L'histoire :
Jose Luis Borges arrive en compagnie de sa fiancée, Norah Lange, dans la maison familiale de celle-ci, à Buenos Aires. Ils sont attendus à une soirée, et Norah se fait belle. Mais « Georgie », comme elle l’appelle, traîne devant la bibliothèque, comme hypnotisé. Il est rêveur, romantique et adore la jeune femme. On sent qu’il l’agace un peu lorsqu’il lui déclare qu’elle est sa muse. Elle ne veut pas être adorée. Elle est aussi un écrivain. Quand ils arrivent à la réception donnée en l’honneur de Ricardo Güiraldes, il lui présente un pote obscur, fanfaron et mondain, Girondo. Mais l’homme est un viveur, il transpire la vie et le bonheur et la jeune femme en tombe immédiatement amoureuse. Elle part à la fin de la soirée avec le poète, laissant le jeune Borges seul. Leur histoire est sur le point de se terminer. Il dédicacera l’Histoire Universelle de l’Infamie à « une anglaise, innombrable et un ange. » Il se souvient de son enfance, et aussi loin qu’il se souvient, il voit une bibliothèque. Celle de son père, labyrinthe infini…

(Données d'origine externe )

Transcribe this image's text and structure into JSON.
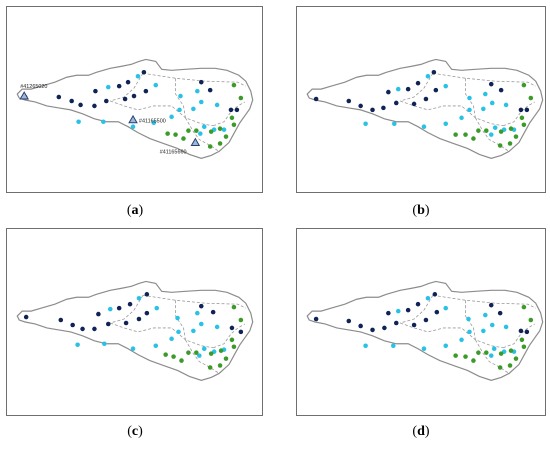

Ce qu'on en pense sur la planète BD :
Jose Luis Borges est l’un des monuments de la littérature mondiale. Aveugle dans ses vieilles années, comme son père, avocat, Borges est passionné de livres et de bibliothèques au point de travailler comme commis à la bibliothèque nationale de Buenos Aires. Après la révolution de 55, il devient le directeur de la bibliothèque nationale, alors qu’il est aveugle. Oscar Pantoja, le scénariste colombien de ce roman graphique, livre une biographie qui mêle la vie du romancier et auteur de nouvelles avec ses œuvres, notamment Aleph, Le livre des sables, Fictions… La passion, l’obsession des livres et des bibliothèques, le rapport de la bibliothèque au labyrinthe, mais aussi la déception amoureuse, sont des thématiques que l’auteur a souhaité faire se croiser dans ce livre. Le parti-pris graphique de Nicolas Castell est plus difficile à lire. Admirateur de Moebius et d’Odomo, il mêle des influences mangas et européennes. Ses doubles pages oniriques, qui illustrent les épiphanies du poète, sont riches et somptueuses. Mais son récit est neutre, sans saveur, sa ligne claire est triste, ses couleurs manquent un peu d’humanité. On imagine aisément que Castell a souhaité illustrer le caractère sombre et triste d’un homme né au milieu des livres, amoureux sérieux et ordonné, capable de fulgurances fantastiques. Mais le lecteur a du mal à se reconnaître dans ce choix-là. Reste que le séquençage est maîtrisé et que Castell nous livre de nombreux plans et effets de point de vue. Le récit de Pantoja est mature, assez minimaliste, et les mots de Borges rejoignent souvent ceux de l’auteur, dans un exercice beau et léger. L’ensemble est agréable mais, infiniment hybride, ne donne pas vraiment l’impression d’être un objet fini en soi.